A man runs with a speed of 6 m/s off a platform that is 10m above the water. How fast is he moving when he heats the water
To find the speed at which the man hits the water, we can use the principles of kinematics and the equations of motion.
Let's assume that the initial velocity of the man is 6 m/s (as given in the question), and the acceleration due to gravity is 9.8 m/s² (assuming no air resistance and neglecting any other forces).
We can start by calculating the time it takes for the man to reach the water from the platform's height. To do that, we can use the kinematic equation:
y = v₀t + 1/2at²
Where:
y = displacement or height (which is 10m in this case)
v₀ = initial velocity (6 m/s)
t = time taken
a = acceleration due to gravity (-9.8 m/s²)
Plugging in the values, we get:
10 = 6t + 1/2 * (-9.8) * t²
Simplifying the equation:
10 = 6t - 4.9t²
Rearranging the equation to a quadratic form:
4.9t² - 6t + 10 = 0
Now, we can solve this quadratic equation using any suitable method, such as factoring, completing the square, or using the quadratic formula.
Solving the equation, we find that t ≈ 1.62 seconds (rounded to two decimal places).

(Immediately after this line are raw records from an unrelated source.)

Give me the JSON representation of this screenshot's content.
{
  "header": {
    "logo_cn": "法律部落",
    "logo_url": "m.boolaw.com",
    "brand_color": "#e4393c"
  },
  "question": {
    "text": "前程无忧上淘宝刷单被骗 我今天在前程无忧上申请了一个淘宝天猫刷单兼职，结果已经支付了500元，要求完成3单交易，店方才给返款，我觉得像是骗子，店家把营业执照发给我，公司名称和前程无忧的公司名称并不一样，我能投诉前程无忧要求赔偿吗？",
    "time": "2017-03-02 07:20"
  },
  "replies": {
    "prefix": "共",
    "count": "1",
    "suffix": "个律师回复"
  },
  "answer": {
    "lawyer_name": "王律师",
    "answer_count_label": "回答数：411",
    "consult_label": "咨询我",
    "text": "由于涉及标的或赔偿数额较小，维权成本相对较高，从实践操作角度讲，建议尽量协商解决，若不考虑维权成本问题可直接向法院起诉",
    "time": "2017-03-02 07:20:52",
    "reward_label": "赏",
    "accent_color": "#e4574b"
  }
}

Finally, to find the speed at which the man hits the water, we use the equation:
v = v₀ + at
Plugging in the values:
v = 6 + (-9.8) * 1.62
Calculating the expression:
v ≈ -3.98 m/s
The negative sign indicates that the man hits the water with a downward motion or in the opposite direction of his initial velocity. Therefore, the man is moving at approximately 3.98 m/s (rounded to two decimal places) when he hits the water.